Le syndicat majoritaire promet de se mettre en mode combat

Les salariés craignent aussi pour leur convention métallurgie et leurs quelques avantages sociaux conquis de haute lutte en 2011 suite à l’absorption de HP ESF (ex-EDS) par HP France. Compte tenu de la faible rentabilité des deux structures – de l’ordre de 3% net pour CSC, 6 à 7% pour HPE – cela risque d’être « Syntec pour tout le monde et alignement sur CSC », s’inquiète un salarié.

Un pessimisme partagé par la CFTC HPE qui promet de se mettre en mode combat et de faire traîner le processus de fusion en longueur si elle n’obtient pas des concessions acceptables pour les salariés transférés.

HPE risque de s’affaiblir sans ses services

Enfin, se pose la question du devenir de HPE à l’issue de l’opération. En France, 1.300 collaborateurs devant, rappelons-le, être potentiellement être transférés, il resterait environ 1.200 personnes – dont les quelques centaines de techniciens OTS attachés à la maintenance des matériels HP et notamment de ses serveurs. Une réduction d’effectif qui aura probablement des répercussions sur l’organisation, avec de possibles fermetures de sites à la clé, mais aussi sur les accords d’entreprise, avec des avantages et des budgets sociaux qui risquent d’être revus à la baisse.

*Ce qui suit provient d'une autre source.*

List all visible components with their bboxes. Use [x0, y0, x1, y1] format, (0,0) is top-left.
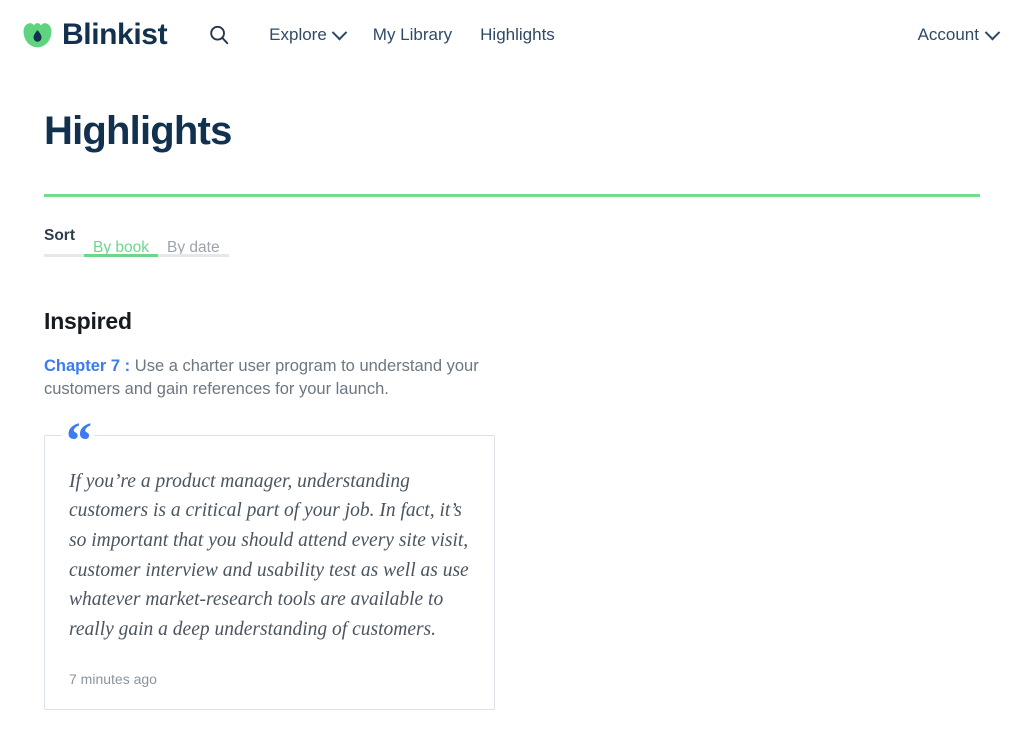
- brand-name: Blinkist: [62, 20, 167, 50]
- chevron-down-icon: [332, 24, 348, 40]
- highlight-card-wrapper: “ If you’re a product manager, understan…: [44, 435, 495, 710]
- nav-item-explore-label: Explore: [269, 25, 327, 45]
- highlight-timestamp: 7 minutes ago: [69, 671, 470, 687]
- page-title: Highlights: [44, 109, 980, 153]
- chapter-line: Chapter 7 : Use a charter user program t…: [44, 355, 514, 402]
- account-menu-label: Account: [918, 25, 979, 45]
- main-content: Highlights Sort By book By date Inspired…: [0, 70, 1024, 710]
- search-button[interactable]: [197, 13, 241, 57]
- account-menu-button[interactable]: Account: [916, 19, 1000, 51]
- chevron-down-icon: [985, 24, 1001, 40]
- nav-item-explore[interactable]: Explore: [255, 19, 359, 51]
- sort-label: Sort: [44, 227, 84, 257]
- primary-nav: Explore My Library Highlights: [197, 13, 569, 57]
- quote-mark-icon: “: [62, 416, 94, 468]
- nav-item-my-library[interactable]: My Library: [359, 19, 466, 51]
- nav-item-highlights-label: Highlights: [480, 25, 555, 45]
- highlight-quote-text: If you’re a product manager, understandi…: [69, 467, 469, 645]
- brand-logo-link[interactable]: Blinkist: [22, 20, 167, 51]
- site-header: Blinkist Explore My Library Highlights: [0, 0, 1024, 70]
- sort-bar: Sort By book By date: [44, 227, 238, 257]
- green-divider: [44, 194, 980, 197]
- search-icon: [208, 24, 230, 46]
- nav-item-my-library-label: My Library: [373, 25, 452, 45]
- book-title: Inspired: [44, 308, 980, 335]
- chapter-reference[interactable]: Chapter 7 :: [44, 357, 130, 375]
- sort-tab-by-date[interactable]: By date: [158, 239, 229, 257]
- highlights-page: Blinkist Explore My Library Highlights: [0, 0, 1024, 736]
- highlight-card[interactable]: If you’re a product manager, understandi…: [44, 435, 495, 710]
- sort-tab-by-book[interactable]: By book: [84, 239, 158, 257]
- nav-item-highlights[interactable]: Highlights: [466, 19, 569, 51]
- blinkist-leaf-droplet-logo-icon: [22, 20, 53, 51]
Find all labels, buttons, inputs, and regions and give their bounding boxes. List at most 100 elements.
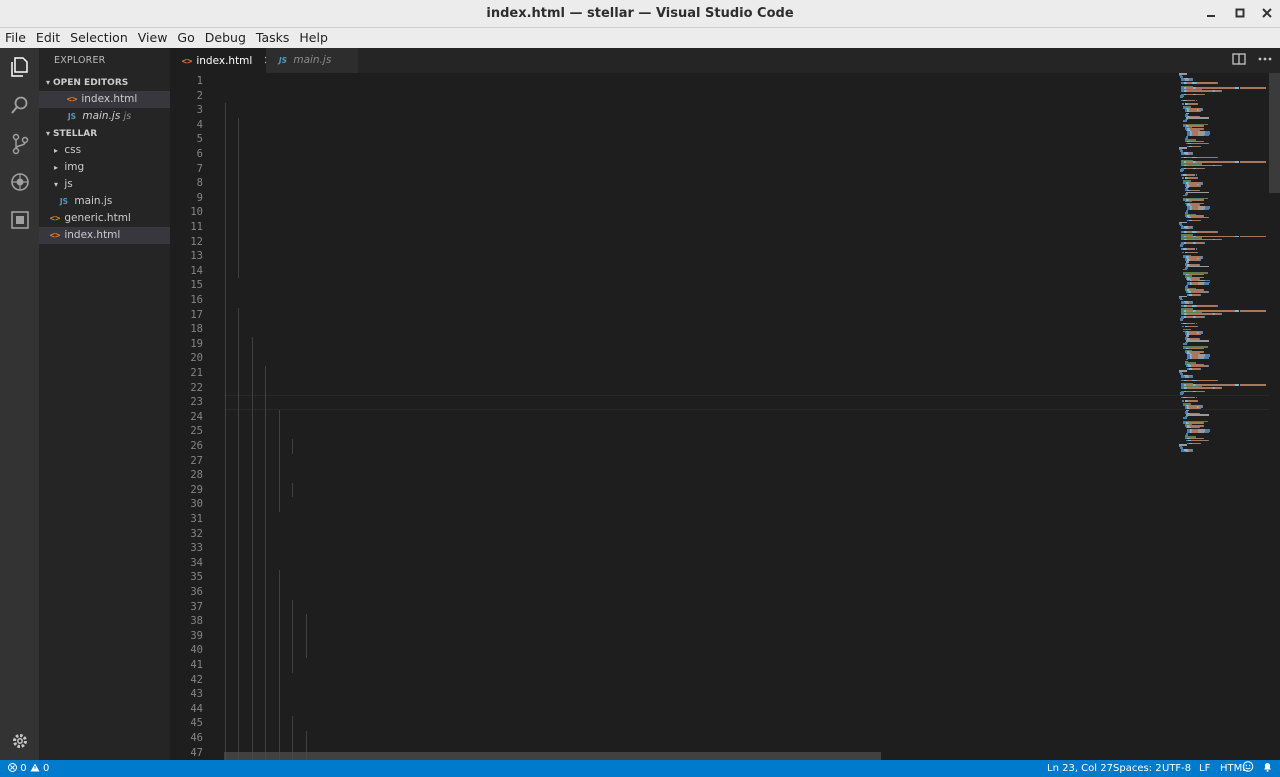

D’une manière générale, les analystes craignent que HPE s’affaiblisse dans l’opération. Toni Sacconaghi, senior research analyst IT hardware chez Bernstein, cité par The Register, craint la perte potentielle des ventes de hardware bundlées avec les contrats de services et note que le nouvel HPE sera « beaucoup plus orienté transactionnel ce qui le rend plus vulnérable à la pression des marges ».